A cela s’ajoute le fait que les affrontements ont pris une nouvelle allure. Les groupes armés, une quinzaine recensés, combattent sans relâche pour le contrôle des ressources naturelles et la conquête du gâteau politique. Il ne s’agit plus seulement du bras de fer entre la coalition de l’ex-Séléka et les milices anti-Balakas.
Pour sortir de l’impasse, l’Onu a lancé en septembre dernier un programme de Désarmement, Démobilisation et Réinsertion (DDR), présenté comme l’indispensable stratégie de sortie de crise. Quelques groupes armés l’ont certes accepté, mais celui-ci commence à peine et reste fragile.
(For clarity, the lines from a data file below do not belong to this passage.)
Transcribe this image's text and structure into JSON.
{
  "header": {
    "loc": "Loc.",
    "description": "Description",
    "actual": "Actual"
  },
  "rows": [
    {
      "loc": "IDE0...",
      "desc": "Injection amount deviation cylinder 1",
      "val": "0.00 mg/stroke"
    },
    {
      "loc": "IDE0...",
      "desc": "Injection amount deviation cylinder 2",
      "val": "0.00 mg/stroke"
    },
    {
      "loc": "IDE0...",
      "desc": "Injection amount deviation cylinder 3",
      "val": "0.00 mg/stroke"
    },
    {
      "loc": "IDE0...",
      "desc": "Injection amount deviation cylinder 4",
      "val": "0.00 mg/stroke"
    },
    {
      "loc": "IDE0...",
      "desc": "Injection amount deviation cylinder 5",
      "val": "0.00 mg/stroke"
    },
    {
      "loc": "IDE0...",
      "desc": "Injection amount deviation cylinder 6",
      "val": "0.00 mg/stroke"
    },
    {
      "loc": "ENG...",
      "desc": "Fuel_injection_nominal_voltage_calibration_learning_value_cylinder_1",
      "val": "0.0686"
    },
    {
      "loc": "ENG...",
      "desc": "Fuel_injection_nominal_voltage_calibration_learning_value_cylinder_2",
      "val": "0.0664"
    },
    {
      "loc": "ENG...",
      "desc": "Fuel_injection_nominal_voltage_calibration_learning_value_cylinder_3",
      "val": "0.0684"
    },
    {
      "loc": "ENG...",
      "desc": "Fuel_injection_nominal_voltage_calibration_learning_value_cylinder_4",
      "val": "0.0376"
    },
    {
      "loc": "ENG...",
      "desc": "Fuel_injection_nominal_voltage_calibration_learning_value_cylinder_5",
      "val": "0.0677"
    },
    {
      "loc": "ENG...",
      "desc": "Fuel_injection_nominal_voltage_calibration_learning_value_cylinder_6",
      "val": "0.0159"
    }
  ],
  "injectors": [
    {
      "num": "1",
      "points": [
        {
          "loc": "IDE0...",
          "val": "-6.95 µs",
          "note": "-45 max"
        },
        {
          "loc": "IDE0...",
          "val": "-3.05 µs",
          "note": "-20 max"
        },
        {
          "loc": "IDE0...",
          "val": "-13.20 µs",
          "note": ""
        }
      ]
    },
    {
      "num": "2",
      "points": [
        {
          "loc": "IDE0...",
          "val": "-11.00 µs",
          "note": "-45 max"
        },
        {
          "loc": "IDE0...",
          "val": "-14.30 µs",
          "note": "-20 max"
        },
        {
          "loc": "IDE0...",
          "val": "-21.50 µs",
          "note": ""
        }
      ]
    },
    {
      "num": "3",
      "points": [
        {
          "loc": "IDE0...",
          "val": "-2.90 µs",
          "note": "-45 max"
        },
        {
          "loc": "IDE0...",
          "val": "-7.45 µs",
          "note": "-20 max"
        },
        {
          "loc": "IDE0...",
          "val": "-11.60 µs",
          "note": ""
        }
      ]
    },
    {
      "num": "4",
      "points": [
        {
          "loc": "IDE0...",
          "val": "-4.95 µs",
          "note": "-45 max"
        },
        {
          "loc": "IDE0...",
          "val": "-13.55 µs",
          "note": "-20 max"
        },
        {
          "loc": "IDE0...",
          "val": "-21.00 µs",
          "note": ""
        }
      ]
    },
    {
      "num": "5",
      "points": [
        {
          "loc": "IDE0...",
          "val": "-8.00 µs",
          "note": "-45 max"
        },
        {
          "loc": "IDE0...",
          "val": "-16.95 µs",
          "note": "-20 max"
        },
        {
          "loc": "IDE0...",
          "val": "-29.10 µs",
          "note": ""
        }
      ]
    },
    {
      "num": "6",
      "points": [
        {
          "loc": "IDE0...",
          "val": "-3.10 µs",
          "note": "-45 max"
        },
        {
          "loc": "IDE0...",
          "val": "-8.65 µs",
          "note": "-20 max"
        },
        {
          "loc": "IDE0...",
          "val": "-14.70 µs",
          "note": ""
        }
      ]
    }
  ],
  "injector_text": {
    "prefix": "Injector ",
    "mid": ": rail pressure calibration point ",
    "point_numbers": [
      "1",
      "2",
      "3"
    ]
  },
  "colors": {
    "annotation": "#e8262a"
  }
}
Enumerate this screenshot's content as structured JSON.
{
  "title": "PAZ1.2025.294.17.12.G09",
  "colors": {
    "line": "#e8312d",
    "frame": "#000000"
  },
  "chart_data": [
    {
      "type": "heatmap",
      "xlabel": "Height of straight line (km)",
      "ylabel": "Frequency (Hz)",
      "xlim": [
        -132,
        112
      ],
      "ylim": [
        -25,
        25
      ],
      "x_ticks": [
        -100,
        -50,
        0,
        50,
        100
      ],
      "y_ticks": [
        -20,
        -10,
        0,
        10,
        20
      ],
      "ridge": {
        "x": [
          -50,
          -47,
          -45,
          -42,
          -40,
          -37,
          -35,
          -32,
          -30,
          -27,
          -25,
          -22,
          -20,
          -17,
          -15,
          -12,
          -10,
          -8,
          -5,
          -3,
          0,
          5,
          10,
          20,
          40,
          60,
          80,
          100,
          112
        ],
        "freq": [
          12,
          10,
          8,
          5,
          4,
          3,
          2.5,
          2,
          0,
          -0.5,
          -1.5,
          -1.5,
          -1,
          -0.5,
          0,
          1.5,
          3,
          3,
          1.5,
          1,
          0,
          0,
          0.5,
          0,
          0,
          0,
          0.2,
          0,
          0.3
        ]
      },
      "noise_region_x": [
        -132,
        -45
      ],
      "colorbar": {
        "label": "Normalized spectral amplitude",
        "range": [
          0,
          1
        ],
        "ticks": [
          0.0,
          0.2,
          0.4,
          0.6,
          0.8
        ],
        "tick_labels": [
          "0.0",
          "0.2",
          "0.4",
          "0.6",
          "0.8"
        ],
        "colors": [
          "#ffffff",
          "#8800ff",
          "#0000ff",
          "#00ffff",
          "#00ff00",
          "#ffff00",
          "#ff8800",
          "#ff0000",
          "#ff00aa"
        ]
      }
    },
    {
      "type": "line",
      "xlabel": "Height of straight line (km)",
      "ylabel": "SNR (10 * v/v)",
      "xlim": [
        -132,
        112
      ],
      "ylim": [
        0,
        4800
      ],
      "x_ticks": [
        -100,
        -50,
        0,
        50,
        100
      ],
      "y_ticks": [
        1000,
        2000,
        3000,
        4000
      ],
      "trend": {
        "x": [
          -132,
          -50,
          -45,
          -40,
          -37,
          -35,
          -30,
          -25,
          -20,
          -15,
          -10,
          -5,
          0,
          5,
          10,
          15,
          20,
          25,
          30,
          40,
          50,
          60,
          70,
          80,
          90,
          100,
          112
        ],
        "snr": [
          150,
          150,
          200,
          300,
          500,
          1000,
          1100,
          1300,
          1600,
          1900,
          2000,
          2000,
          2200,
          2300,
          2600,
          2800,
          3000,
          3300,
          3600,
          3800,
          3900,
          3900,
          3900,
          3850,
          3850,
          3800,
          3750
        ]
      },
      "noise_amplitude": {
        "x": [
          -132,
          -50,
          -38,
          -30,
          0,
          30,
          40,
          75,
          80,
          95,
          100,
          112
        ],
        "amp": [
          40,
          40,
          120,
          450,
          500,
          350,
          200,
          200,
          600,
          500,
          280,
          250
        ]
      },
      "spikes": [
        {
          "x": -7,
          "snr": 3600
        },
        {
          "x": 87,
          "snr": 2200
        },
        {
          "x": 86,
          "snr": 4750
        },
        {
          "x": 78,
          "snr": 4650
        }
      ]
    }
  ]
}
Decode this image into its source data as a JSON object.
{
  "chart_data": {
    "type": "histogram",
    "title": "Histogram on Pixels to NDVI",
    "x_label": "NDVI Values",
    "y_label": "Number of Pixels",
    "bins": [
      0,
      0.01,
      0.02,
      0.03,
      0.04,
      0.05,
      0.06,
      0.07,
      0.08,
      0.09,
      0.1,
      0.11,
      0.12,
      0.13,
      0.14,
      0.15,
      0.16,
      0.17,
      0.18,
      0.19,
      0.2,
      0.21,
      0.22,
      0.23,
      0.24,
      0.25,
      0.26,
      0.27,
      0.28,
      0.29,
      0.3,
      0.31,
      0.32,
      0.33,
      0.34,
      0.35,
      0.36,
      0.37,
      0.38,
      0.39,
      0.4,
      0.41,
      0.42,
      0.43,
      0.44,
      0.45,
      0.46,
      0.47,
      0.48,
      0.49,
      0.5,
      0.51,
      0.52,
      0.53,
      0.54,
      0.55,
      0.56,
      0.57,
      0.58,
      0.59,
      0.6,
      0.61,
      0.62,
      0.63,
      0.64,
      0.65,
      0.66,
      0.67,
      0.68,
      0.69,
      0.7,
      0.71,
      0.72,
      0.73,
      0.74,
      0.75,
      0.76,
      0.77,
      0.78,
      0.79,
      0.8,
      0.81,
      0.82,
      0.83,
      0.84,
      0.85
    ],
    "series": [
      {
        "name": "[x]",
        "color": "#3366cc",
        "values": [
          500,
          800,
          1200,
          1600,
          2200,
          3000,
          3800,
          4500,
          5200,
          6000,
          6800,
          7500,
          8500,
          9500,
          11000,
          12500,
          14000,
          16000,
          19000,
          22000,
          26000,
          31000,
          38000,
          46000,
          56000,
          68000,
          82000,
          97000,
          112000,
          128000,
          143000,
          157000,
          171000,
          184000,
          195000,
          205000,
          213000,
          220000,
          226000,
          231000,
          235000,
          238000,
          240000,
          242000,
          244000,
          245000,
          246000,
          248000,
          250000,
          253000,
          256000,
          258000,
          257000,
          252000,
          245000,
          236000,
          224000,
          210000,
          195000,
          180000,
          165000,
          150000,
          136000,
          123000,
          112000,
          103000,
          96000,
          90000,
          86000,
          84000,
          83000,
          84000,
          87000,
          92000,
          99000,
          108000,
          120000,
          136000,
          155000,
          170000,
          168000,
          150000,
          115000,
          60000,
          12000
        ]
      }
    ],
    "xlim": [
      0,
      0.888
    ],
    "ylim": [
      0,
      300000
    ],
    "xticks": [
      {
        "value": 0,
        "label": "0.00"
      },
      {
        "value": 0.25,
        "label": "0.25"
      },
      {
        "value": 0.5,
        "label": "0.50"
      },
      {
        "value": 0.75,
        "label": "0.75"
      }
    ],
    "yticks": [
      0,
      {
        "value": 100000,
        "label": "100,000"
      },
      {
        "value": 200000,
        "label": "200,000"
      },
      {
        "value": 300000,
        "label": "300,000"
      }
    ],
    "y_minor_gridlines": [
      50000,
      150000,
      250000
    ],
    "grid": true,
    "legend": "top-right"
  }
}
De même, l’Europe et la France forment l’armée nationale, et une Cour Pénale Spéciale (CPS), chargée de juger les crimes commis dans le pays depuis 2003, a été créée. Mais les soldats centrafricains formés n’ont toujours que très peu d’armes, en raison de l’embargo instauré en 2013 par l’Onu, et la CPS n’est pas encore opérationnelle. « C’est un pays sous perfusion internationale », juge le patron d’une ONG sur place, cité par l’AFP.
A cela s’ajoutent d’autres maux du fait de l’absence de l’Etat : les frontières de la Centrafrique sont plus que jamais poreuses et autorisent tous les trafics, armes avec les deux, Congo et le Soudan, bétail avec le Tchad, diamants avec le Cameroun. Autant de facteurs qui font qu’aujourd’hui, 1,1 million de Centrafricains sont déplacés : 600 000 sont déplacés à l’intérieur du pays et 513 000 dans des pays voisins.